Opening: Friday, March 3, 2017, 18-21h
Exhibition: March 4 – April 22, 2017
Opening hours: Wed-Sat 12-18h, and by appointment
Admission free
Wheelchair accessible: Yes

Description

“Of how many photographers can it truly be said that they have extended and altered the concept of photography? Only very few. This exclusive group would have to include the artist and photographer, Dawid, also when seen from an international perspective. When the history of late twentieth-century photography, which is now being written, is to be summed up, this extraordinary explorer of the possibilities and limits of photography should be afforded a prominent place. Important details, or rather what most of us belittle as trivialities, have always been regarded as at the heart of Dawid’s oeuvre: a classified ad in a newspaper, dots and points, some flies, paperclips, a pile of rusty nails, cable junctions, and a paper bag on a sidewalk in New York. Or, as in the suite Merit (2005): candy. The examples from the last forty years are numerous.” (Lars O. Ericsson, Author/Art critic)

Grundemark Nilsson Gallery will be showing a number of photographs from the legendary series Rost by the Swedish artist DAWID (Björn Dawidsson, b. 1949). They were first shown at the Moderna Museet, Stockholm in 1983 and changed the Swedish photography scene for ever.

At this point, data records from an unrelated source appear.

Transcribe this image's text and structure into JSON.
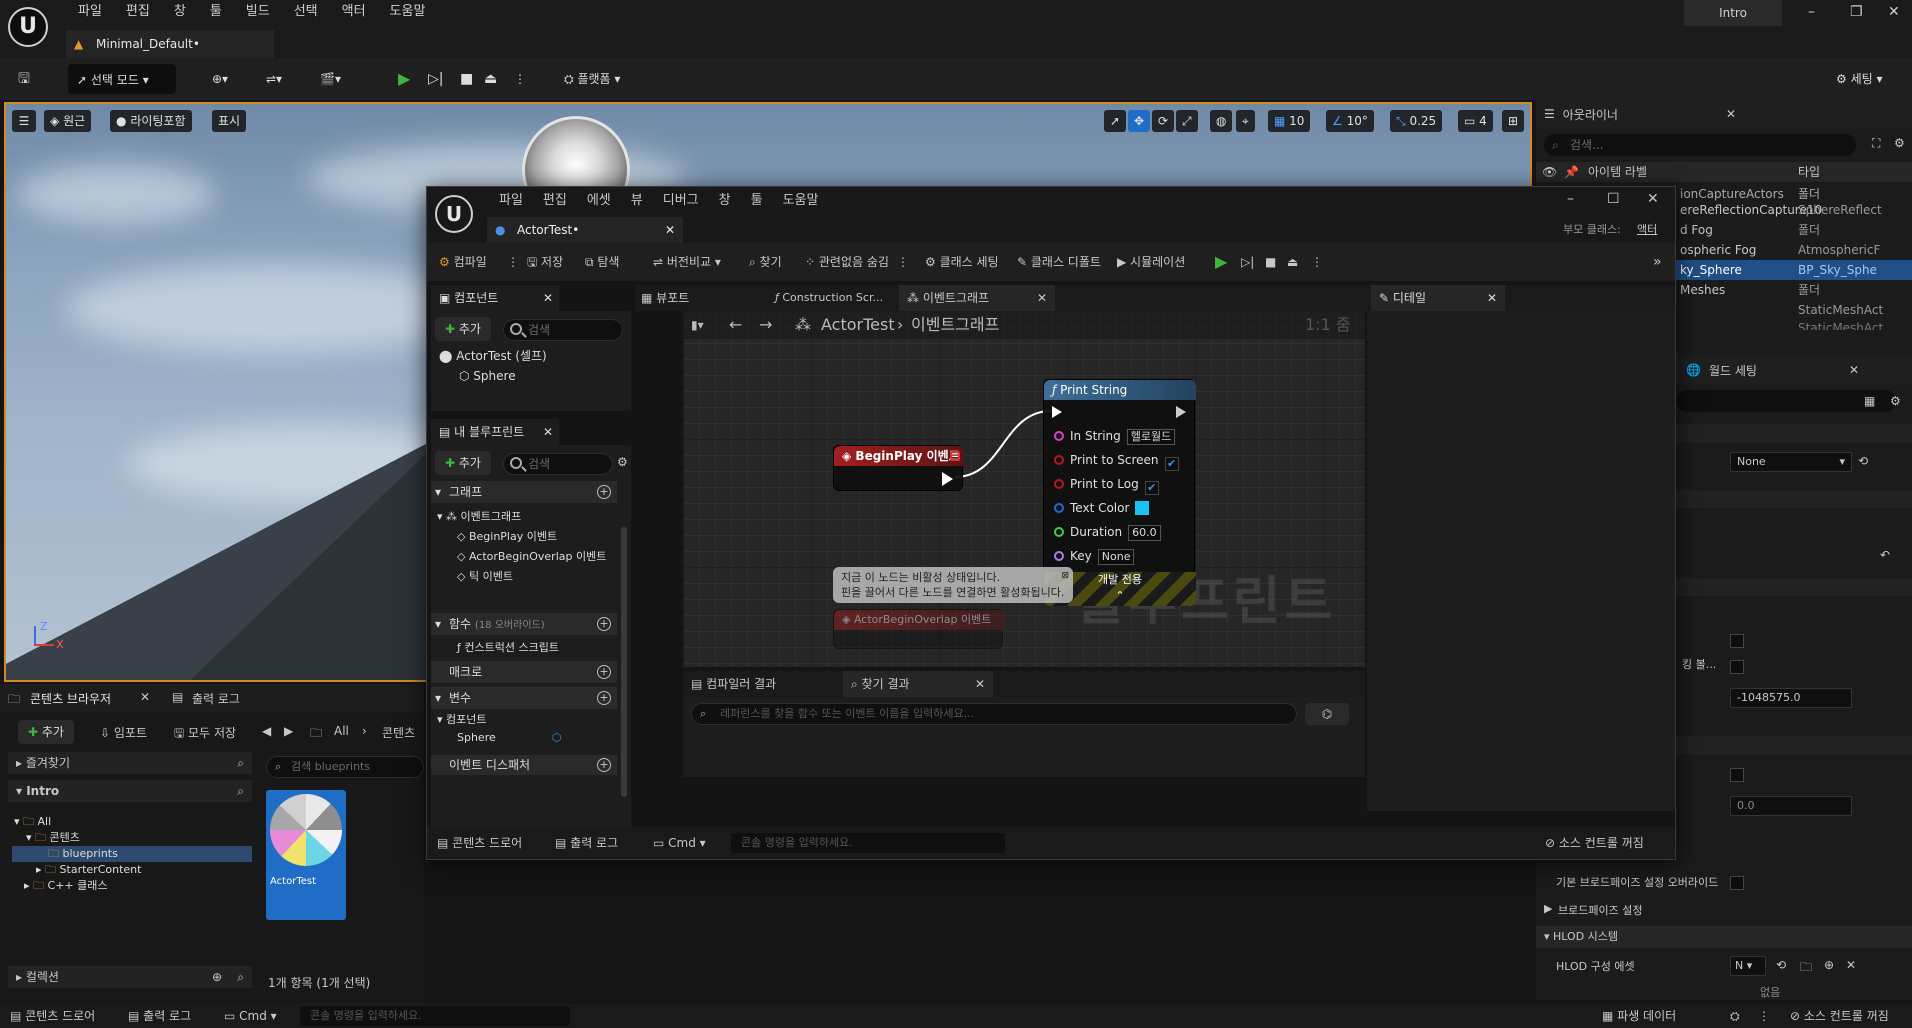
{
  "app": {
    "menu": [
      "파일",
      "편집",
      "창",
      "툴",
      "빌드",
      "선택",
      "액터",
      "도움말"
    ],
    "project_tab": "Minimal_Default•",
    "project_name": "Intro"
  },
  "toolbar": {
    "select_mode": "선택 모드",
    "platform": "플랫폼",
    "settings": "세팅"
  },
  "viewport": {
    "perspective": "원근",
    "lit": "라이팅포함",
    "show": "표시",
    "grid_value": "10",
    "angle_value": "10°",
    "scale_value": "0.25",
    "camera_speed": "4",
    "axis_z": "Z",
    "axis_x": "X"
  },
  "outliner": {
    "title": "아웃라이너",
    "search_placeholder": "검색...",
    "col_label": "아이템 라벨",
    "col_type": "타입",
    "rows": [
      {
        "label": "ionCaptureActors",
        "type": "폴더"
      },
      {
        "label": "ereReflectionCapture10",
        "type": "SphereReflect"
      },
      {
        "label": "d Fog",
        "type": "폴더"
      },
      {
        "label": "ospheric Fog",
        "type": "AtmosphericF"
      },
      {
        "label": "ky_Sphere",
        "type": "BP_Sky_Sphe"
      },
      {
        "label": "Meshes",
        "type": "폴더"
      },
      {
        "label": "",
        "type": "StaticMeshAct"
      },
      {
        "label": "",
        "type": "StaticMeshAct"
      }
    ],
    "world_settings": "월드 세팅",
    "none_value": "None",
    "value_neg": "-1048575.0",
    "value_zero": "0.0",
    "row_unknown": "킹 볼...",
    "partition_override": "기본 브로드페이즈 설정 오버라이드",
    "broadphase_settings": "브로드페이즈 설정",
    "hlod_system": "HLOD 시스템",
    "hlod_asset": "HLOD 구성 에셋",
    "hlod_value": "N",
    "hlod_sub": "없음"
  },
  "content_browser": {
    "tab": "콘텐츠 브라우저",
    "output_tab": "출력 로그",
    "add": "추가",
    "import": "임포트",
    "save_all": "모두 저장",
    "path_all": "All",
    "path_content": "콘텐츠",
    "favorites": "즐겨찾기",
    "intro": "Intro",
    "tree": [
      "All",
      "콘텐츠",
      "blueprints",
      "StarterContent",
      "C++ 클래스"
    ],
    "search_placeholder": "검색 blueprints",
    "asset_name": "ActorTest",
    "collections": "컬렉션",
    "item_count": "1개 항목 (1개 선택)"
  },
  "statusbar": {
    "drawer": "콘텐츠 드로어",
    "output": "출력 로그",
    "cmd": "Cmd",
    "console_placeholder": "콘솔 명령을 입력하세요.",
    "derived": "파생 데이터",
    "source_control": "소스 컨트롤 꺼짐"
  },
  "bp": {
    "menu": [
      "파일",
      "편집",
      "에셋",
      "뷰",
      "디버그",
      "창",
      "툴",
      "도움말"
    ],
    "tab": "ActorTest•",
    "parent_label": "부모 클래스:",
    "parent_value": "액터",
    "toolbar": {
      "compile": "컴파일",
      "save": "저장",
      "browse": "탐색",
      "diff": "버전비교",
      "find": "찾기",
      "hide_unrelated": "관련없음 숨김",
      "class_settings": "클래스 세팅",
      "class_defaults": "클래스 디폴트",
      "simulation": "시뮬레이션"
    },
    "components": {
      "title": "컴포넌트",
      "add": "추가",
      "search": "검색",
      "self": "ActorTest (셀프)",
      "sphere": "Sphere"
    },
    "my_blueprint": {
      "title": "내 블루프린트",
      "add": "추가",
      "search": "검색",
      "graph": "그래프",
      "event_graph": "이벤트그래프",
      "events": [
        "BeginPlay 이벤트",
        "ActorBeginOverlap 이벤트",
        "틱 이벤트"
      ],
      "functions": "함수",
      "functions_count": "(18 오버라이드)",
      "construction": "컨스트럭션 스크립트",
      "macros": "매크로",
      "variables": "변수",
      "components_cat": "컴포넌트",
      "var_sphere": "Sphere",
      "dispatchers": "이벤트 디스패처"
    },
    "tabs": {
      "viewport": "뷰포트",
      "construction": "Construction Scr...",
      "event_graph": "이벤트그래프",
      "details": "디테일"
    },
    "graph": {
      "breadcrumb_root": "ActorTest",
      "breadcrumb_leaf": "이벤트그래프",
      "zoom": "1:1 줌",
      "watermark": "블루프린트",
      "begin_play": "BeginPlay 이벤트",
      "print_string": "Print String",
      "in_string_label": "In String",
      "in_string_value": "헬로월드",
      "print_to_screen": "Print to Screen",
      "print_to_log": "Print to Log",
      "text_color": "Text Color",
      "text_color_hex": "#19c2f2",
      "duration_label": "Duration",
      "duration_value": "60.0",
      "key_label": "Key",
      "key_value": "None",
      "dev_only": "개발 전용",
      "disabled_note_1": "지금 이 노드는 비활성 상태입니다.",
      "disabled_note_2": "핀을 끌어서 다른 노드를 연결하면 활성화됩니다.",
      "overlap_node": "ActorBeginOverlap 이벤트"
    },
    "bottom": {
      "compiler_results": "컴파일러 결과",
      "find_results": "찾기 결과",
      "find_placeholder": "레퍼런스를 찾을 함수 또는 이벤트 이름을 입력하세요..."
    },
    "status": {
      "drawer": "콘텐츠 드로어",
      "output": "출력 로그",
      "cmd": "Cmd",
      "console_placeholder": "콘솔 명령을 입력하세요.",
      "source_control": "소스 컨트롤 꺼짐"
    }
  },
  "colors": {
    "accent_orange": "#d18b1e",
    "selection_blue": "#1f6dc4",
    "event_red": "#8f1d1d",
    "function_blue": "#35608c"
  }
}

Rost, which consisted of large format photographs on silver gelatin paper, created a new, revolutionary expression and sparked a lively debate within the art scene at the time. Viewers found these shadow-less, rusting objects, in front of a white background, both appealing and disquieting. The deceptive simplicity of the Rost series surprises and mystifies. Thoughts concerning the actual image content continue beyond the first deciphering of the image; indeed a further voyage of discovery through the subjective visual memory begins. There exist fine distinctions within the motive’s apparently graphic expression which only become evident on closer inspection. DAWID presents the viewer with his definitive interpretation of the photographic medium and, beyond that, invites reflection on the subjective visual/viewing experience. With this work he articulated his own photographic-artistic mode of expression and enabled many young photographers who followed him to find a new way of accessing the world.

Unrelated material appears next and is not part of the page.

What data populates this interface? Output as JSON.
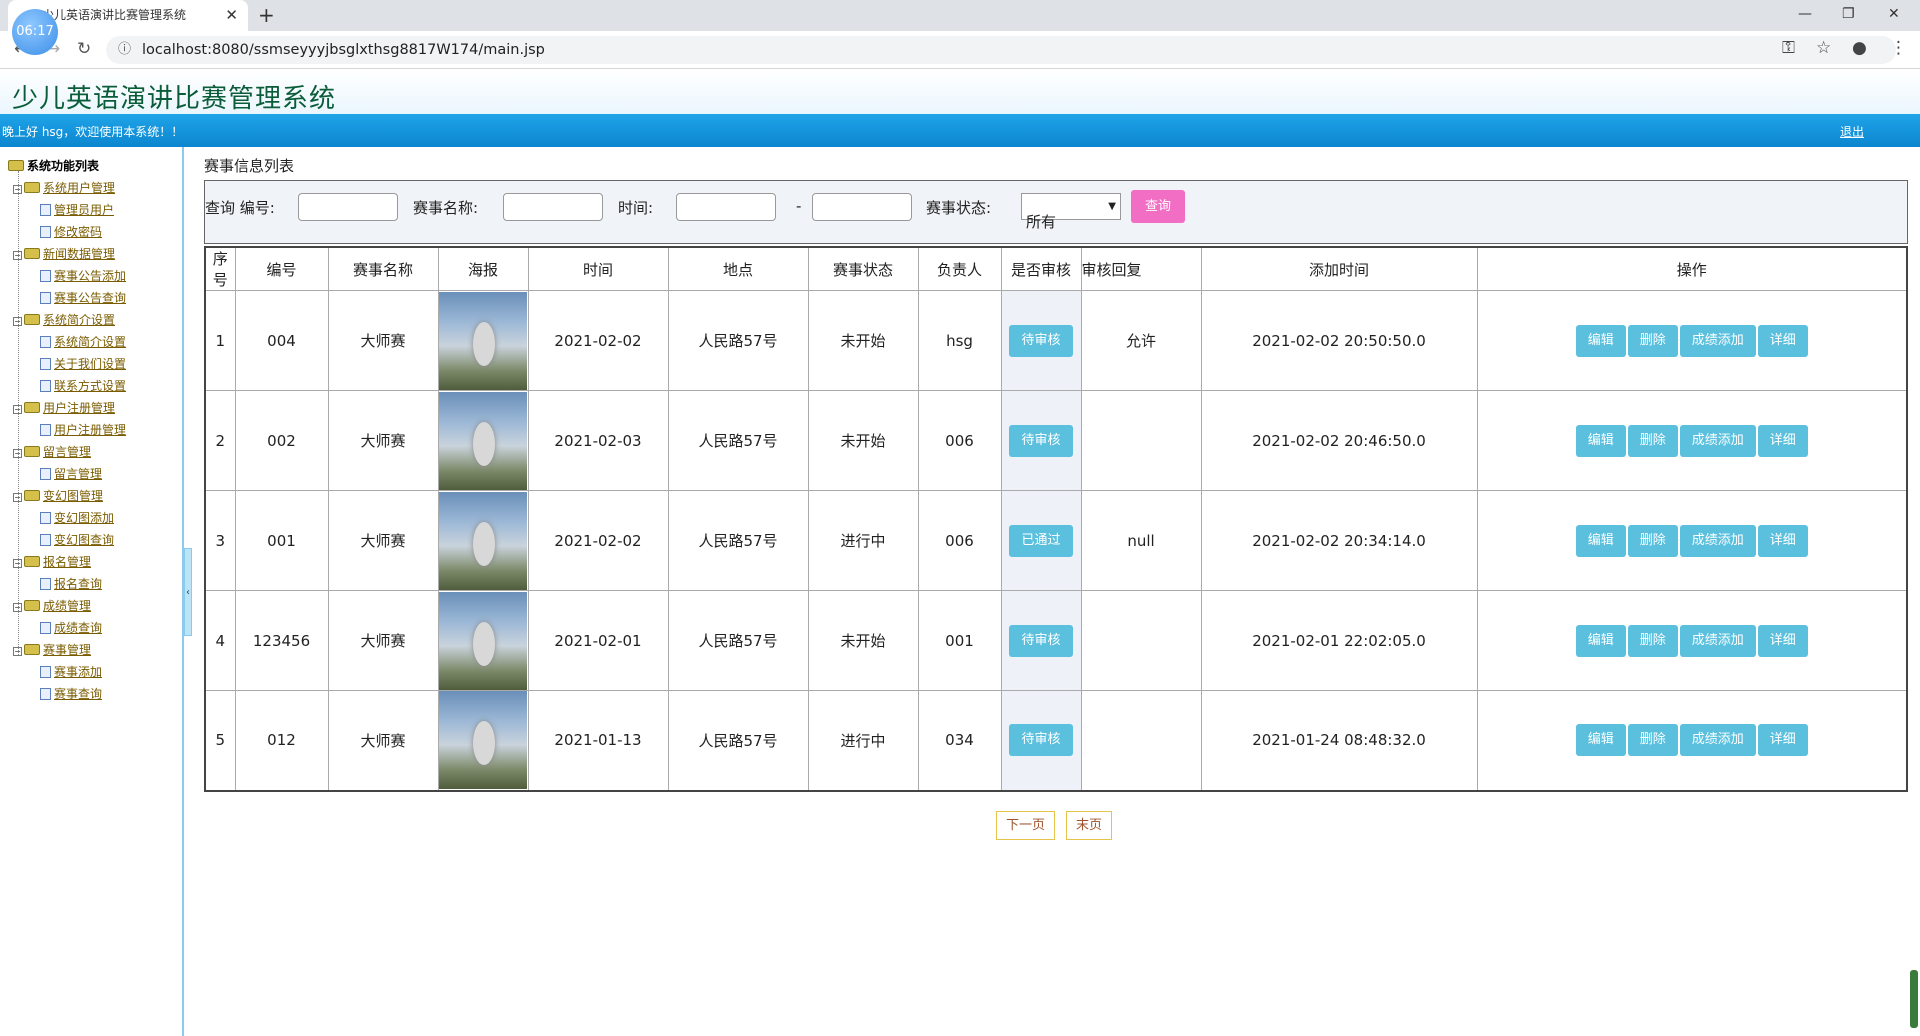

The exhibition previously formed part of a large retrospective exhibition in Liljevalchs Konsthall (Stockholm, Sweden) and in Riga Art Space (Riga, Latvia). An expansion of Rost, the Suite M+M, was shown at the Folkwang Museum (Essen, Germany) in 1993, curated by Ute Eskildsen. DAWID has conceived Rost as a comprehensive work of art which is why, for instance, the blood red colour has such a key role in the frames, publications and exhibition posters. As well as producing the prints, the artist makes all the unique frames himself.Rost was conceived as an open series: DAWID reserves the right to extend it as appropriate.

The Pace / McGill Gallery exhibited DAWID’s Arbetsnamn Skulptur (Working Title Sculpture) in 2015 in New York as part of the exhibition Callahan, Dawid, Sugimoto; alongside which a book of the same name was published by Steidl Verlag. This shows clearly how these three significant and apparently disparate photographers developed and decisively influenced the aesthetic, technical and conceptual potential of photography as a medium.

Some other books by DAWID should also be mentioned: Beautiful Frames, 2001 (with texts by editor Michael Mack published by Steidl), This is a photograph from 2015 (with an introductory text by Steven Henry Madoff, Art and Theory Publishing, Stockholm) and Mot fotografiet from 1989 (with a text by one of Sweden’s most important poets, Ulf Linde, from an exhibition in Thielska Galleriet in Stockholm).